Bouarfa v. Mayorkas
Case Overview
Bouarfa v. Mayorkas (2024) held 9-0 that decisions by U.S. Citizenship and Immigration Services to deny visa petitions on the basis of statutory bars to admissibility — here, a finding that a marriage was fraudulent — are 'committed to agency discretion by law' under 5 U.S.C. § 701(a)(2) and thus unreviewable in federal court. The decision closed a significant judicial-review avenue for spouses of U.S. citizens whose visa petitions are denied on fraud grounds.
Decision
Opinion of the Court
The Facts
Olympia Bouarfa, a U.S. citizen, petitioned for an immigrant visa for her husband Ala'a Hamdan, a Jordanian national. USCIS granted the petition, but later revoked it after concluding the prior marriage that gave Hamdan his first green card was fraudulent — triggering a statutory bar under 8 U.S.C. § 1154(c). Bouarfa challenged the revocation in federal court. The Eleventh Circuit dismissed the challenge, holding the decision was committed to agency discretion. The Supreme Court granted cert to resolve a circuit split.
The Application
Under § 1155's grant of broad discretionary authority to revoke approved petitions 'for what he deems to be good and sufficient cause,' USCIS's determination to revoke Hamdan's petition fell squarely within § 701(a)(2)'s bar on judicial review of such discretionary decisions. The Court treated USCIS's finding that Hamdan's prior marriage was fraudulent—the basis for invoking the statutory bar under § 1154(c)—as an inseparable part of the agency's discretionary revocation decision, rejecting any attempt to carve out the underlying factual finding for independent review.

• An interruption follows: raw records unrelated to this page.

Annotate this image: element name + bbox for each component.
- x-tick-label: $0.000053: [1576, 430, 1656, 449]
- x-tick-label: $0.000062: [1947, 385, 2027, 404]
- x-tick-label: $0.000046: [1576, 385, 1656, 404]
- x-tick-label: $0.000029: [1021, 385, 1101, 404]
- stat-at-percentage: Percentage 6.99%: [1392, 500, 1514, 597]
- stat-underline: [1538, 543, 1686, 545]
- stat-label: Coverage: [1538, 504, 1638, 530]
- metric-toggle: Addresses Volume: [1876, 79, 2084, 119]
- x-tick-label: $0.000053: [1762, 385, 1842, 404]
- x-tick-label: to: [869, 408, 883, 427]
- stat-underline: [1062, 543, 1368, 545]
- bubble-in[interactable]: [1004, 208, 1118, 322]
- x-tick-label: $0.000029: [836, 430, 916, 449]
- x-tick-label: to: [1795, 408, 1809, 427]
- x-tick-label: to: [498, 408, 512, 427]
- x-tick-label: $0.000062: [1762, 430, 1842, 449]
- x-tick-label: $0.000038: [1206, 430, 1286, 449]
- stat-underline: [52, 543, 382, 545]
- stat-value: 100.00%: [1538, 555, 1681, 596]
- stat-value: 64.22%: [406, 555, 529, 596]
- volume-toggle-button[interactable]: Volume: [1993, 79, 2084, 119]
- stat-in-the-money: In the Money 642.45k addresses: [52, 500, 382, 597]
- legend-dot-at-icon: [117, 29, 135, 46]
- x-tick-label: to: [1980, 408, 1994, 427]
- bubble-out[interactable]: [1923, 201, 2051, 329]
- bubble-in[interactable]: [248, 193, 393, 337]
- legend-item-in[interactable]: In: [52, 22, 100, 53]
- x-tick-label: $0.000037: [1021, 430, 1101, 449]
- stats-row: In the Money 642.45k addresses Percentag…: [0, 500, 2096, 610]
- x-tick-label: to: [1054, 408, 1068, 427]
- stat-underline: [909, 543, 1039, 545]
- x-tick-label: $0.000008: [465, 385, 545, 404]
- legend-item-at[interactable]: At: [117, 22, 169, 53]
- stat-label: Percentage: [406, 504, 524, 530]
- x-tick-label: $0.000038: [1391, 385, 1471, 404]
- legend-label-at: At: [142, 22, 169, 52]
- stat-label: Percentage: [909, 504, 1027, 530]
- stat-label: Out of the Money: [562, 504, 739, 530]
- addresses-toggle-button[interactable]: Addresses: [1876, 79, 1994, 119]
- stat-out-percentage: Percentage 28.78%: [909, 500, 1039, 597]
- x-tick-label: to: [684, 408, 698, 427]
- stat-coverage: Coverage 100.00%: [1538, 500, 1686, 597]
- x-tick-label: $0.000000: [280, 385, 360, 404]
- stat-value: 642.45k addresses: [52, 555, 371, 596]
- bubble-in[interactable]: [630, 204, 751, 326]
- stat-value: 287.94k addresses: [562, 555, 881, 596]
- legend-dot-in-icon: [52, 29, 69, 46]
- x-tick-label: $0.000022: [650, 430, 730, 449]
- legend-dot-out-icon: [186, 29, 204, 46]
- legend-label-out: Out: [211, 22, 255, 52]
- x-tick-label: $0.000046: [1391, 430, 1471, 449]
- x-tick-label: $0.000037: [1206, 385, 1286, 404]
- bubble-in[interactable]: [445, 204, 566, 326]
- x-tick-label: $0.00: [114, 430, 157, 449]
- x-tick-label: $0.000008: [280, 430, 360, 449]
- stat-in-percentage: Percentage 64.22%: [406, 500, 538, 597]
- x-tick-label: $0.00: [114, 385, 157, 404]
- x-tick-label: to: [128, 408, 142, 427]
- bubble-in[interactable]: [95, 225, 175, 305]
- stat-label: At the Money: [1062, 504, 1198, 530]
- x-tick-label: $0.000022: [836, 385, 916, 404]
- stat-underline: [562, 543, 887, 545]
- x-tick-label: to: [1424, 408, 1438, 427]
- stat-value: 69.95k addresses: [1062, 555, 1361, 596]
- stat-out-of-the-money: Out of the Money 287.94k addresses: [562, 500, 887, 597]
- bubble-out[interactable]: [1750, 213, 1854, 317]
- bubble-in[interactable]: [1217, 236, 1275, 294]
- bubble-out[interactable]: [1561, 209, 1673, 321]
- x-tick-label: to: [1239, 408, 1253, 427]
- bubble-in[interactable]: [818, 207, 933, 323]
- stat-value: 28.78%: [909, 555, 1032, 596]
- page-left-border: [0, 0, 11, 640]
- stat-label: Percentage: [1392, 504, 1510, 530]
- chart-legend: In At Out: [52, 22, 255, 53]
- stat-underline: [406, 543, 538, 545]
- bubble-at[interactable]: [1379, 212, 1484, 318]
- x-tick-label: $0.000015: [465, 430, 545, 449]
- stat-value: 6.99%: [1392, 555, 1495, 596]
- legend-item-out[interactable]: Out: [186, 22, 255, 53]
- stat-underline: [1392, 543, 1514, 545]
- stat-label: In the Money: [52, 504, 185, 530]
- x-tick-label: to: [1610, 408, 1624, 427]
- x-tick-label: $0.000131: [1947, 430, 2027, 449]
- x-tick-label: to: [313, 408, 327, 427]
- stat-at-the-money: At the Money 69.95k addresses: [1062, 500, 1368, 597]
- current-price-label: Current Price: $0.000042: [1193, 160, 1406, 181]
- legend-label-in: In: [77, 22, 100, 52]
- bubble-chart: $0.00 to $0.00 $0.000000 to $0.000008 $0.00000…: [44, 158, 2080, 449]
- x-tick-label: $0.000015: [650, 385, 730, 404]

As a result, Bouarfa had no federal court recourse, despite USCIS's contested fraud determination permanently barring Hamdan from receiving any immigration benefits through her as a U.S. citizen.
The Conclusion
**Unanimous 2024 ruling foreclosing judicial review of visa petition revocations on fraud grounds.** The decision effectively insulates USCIS determinations of marriage fraud — which permanently bar a foreign national from receiving any immigration benefit through that U.S. citizen spouse — from Article III review, even when the finding is contested.